Beberapa urusan yang selama ini dikelola oleh Kabupaten/Kota dalam bidang
pertambangan sekarang menjadi urusan Pemerintah Provinsi.

1.7 Kesimpulan dan Rekomendasi


1.7.1 Kesimpulan
Berdasarkan hasil analisis SWOT dapat disimpulkan bahwa :
- Kekuatan (Strenght) Pembagian urusan pemerintahan sebagaimana yang diatur di
dalam UU No 23 Tahun 2014 lebih cenderung kepada ajaran sistem rumah tangga
material dan sistem rumah tangga riil.
- Kelemahan (Weakness) Dialihkannya kewenangan Bupati/ Walikota dalam hal
pengelolaan sumber daya alam bidang pertambangan sebagaimana yang diatur dalam
UU No 23 Tahun 2014, maka Bupati/Walikota tidak berwenang lagi untuk menerbitkan
keputusan kepala daerah terkait dengan penetapan perizinan pengelolaan sumber daya
alam dimaksud.
- Peluang (Opportunity) Peralihan kewenangan ini, berefek terhadap berbagai ketentuan
peraturan perundangan-undangan sektoral khususnya berkaitan dengan pertambangan,
perlu dilakukan penyesuaian dan penyelarasan.

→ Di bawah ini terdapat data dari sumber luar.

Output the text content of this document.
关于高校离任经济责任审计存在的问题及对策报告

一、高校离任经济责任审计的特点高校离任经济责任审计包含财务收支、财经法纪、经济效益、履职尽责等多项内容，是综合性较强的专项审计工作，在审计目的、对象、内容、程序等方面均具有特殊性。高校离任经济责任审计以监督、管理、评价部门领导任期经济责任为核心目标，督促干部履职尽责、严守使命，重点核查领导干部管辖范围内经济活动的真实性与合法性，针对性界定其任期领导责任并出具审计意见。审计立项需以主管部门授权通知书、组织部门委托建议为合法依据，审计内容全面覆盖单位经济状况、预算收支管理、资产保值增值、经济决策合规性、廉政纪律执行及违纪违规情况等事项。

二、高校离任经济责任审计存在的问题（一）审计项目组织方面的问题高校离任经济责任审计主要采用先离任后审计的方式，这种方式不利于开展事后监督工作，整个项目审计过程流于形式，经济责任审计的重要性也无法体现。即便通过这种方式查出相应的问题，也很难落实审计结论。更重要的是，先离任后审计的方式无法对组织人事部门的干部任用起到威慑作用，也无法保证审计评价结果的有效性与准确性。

- Ancaman (Threat) Produk hukum pengaturan Pemerintahan Daerah sangat tergantung
pada arah politik pemerintahan yang dibentuk, yaitu arah yang ingin memberi
keleluasaan gerak kepada pemerintahan ditingkat bawah atau justru pengelolaan
pemerintahan sentralistis dan seragam pada tingkat bawah.